W0811 18:23:01.039221  6748 <ipython-input-1-dedcc1a1dfa7>:20] Worrying Stuff


## Global parameters and variables

In [2]:
tf.enable_eager_execution()
plt.rcParams['figure.figsize'] = [16, 9]
plt.rcParams['font.size'] = 14
plt.rcParams['axes.grid'] = True
plt.rcParams['figure.facecolor'] = 'white'
pd.set_option('display.max_columns', 100)
pd.set_option('display.width', 1000)

In [3]:
IMG_SIZE = 224
IMG_SHAPE = [IMG_SIZE, IMG_SIZE, 3]

NUM_CLASSES = 102
BATCH_SIZE = 64

## Loading Filenames and Labels

In [4]:
df = pd.read_csv("./data/train.csv")
df['filename'] = './data/train/'+ df['image_id'].astype(str) + '.jpg'
df.head(5)

Unnamed: 0,image_id,category,filename
0,0,77,./data/train/0.jpg
1,1,81,./data/train/1.jpg
2,2,52,./data/train/2.jpg
3,3,72,./data/train/3.jpg
4,4,58,./data/train/4.jpg


In [5]:
filenames = []
labels = []
for index, row in df.iterrows():
    filenames.append(row['filename'])
    labels.append(row['category']-1)
    
print("Sample filenames : ", filenames[:4])
print("Sample labels : ", labels[:4])

Sample filenames :  ['./data/train/0.jpg', './data/train/1.jpg', './data/train/2.jpg', './data/train/3.jpg']
Sample labels :  [76, 80, 51, 71]


In [6]:
train_x, val_x, train_y, val_y = sklearn.model_selection.train_test_split(filenames, labels, test_size=0.25, random_state=64)
print("{} examples in training set".format(len(train_y)))
print("{} examples in validation set".format(len(val_y)))
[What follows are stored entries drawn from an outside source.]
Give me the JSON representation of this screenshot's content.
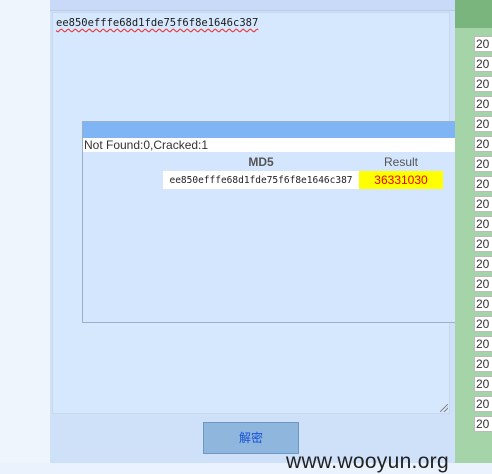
{
  "editor": {
    "hash_input": "ee850efffe68d1fde75f6f8e1646c387"
  },
  "popup": {
    "status": "Not Found:0,Cracked:1",
    "columns": {
      "md5": "MD5",
      "result": "Result"
    },
    "row": {
      "md5": "ee850efffe68d1fde75f6f8e1646c387",
      "result": "36331030"
    }
  },
  "actions": {
    "decrypt_label": "解密"
  },
  "watermark": {
    "site": "www.wooyun.org"
  },
  "side_list": {
    "items": [
      "20",
      "20",
      "20",
      "20",
      "20",
      "20",
      "20",
      "20",
      "20",
      "20",
      "20",
      "20",
      "20",
      "20",
      "20",
      "20",
      "20",
      "20",
      "20",
      "20"
    ]
  }
}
13905 examples in training set
4635 examples in validation set


## Defining a DataGenerator

In [7]:
class DataGenerator(keras.utils.Sequence):
    
    # Generates data for Keras
    def __init__(self, filenames, labels, batch_size=BATCH_SIZE, n_classes=NUM_CLASSES, shuffle=True):   
        self.filenames = filenames
        self.labels = labels
        self.batch_size = batch_size
        self.n_classes = n_classes
        self.shuffle = shuffle
        self.on_epoch_end()

    # Generate one batch of data
    def __getitem__(self, batch_index):
        
        # Generate indexes of the batch
        batch_start = batch_index*self.batch_size
        batch_end = (batch_index+1)*self.batch_size
        
        batch_indices = self.indexes[batch_start:batch_end]
        
        batch_filenames = [self.filenames[i] for i in batch_indices]
        batch_labels = [self.labels[i] for i in batch_indices]

        batch_x = []
        batch_y = []
        
        # Generate data
        for i in range(self.batch_size):
            pil_image = keras.preprocessing.image.load_img(batch_filenames[i], target_size=(IMG_SIZE, IMG_SIZE))
            image_array = keras.preprocessing.image.img_to_array(pil_image)
            batch_x.append(image_array)
            batch_y.append(batch_labels[i])
        
        batch_x = np.array(batch_x)
        batch_y = keras.utils.to_categorical(batch_y, num_classes=self.n_classes)
        
        return batch_x, batch_y

    # Updates indexes after each epoch
    def on_epoch_end(self):
        self.indexes = np.arange(len(self.filenames))
        if self.shuffle == True:
            np.random.shuffle(self.indexes)
          
    # Denotes the number of batches per epoch
    def __len__(self):
        return int(np.floor(len(self.filenames) / self.batch_size))

In [8]:
training_generator = DataGenerator(train_x, train_y)
validation_generator  = DataGenerator(val_x, val_y)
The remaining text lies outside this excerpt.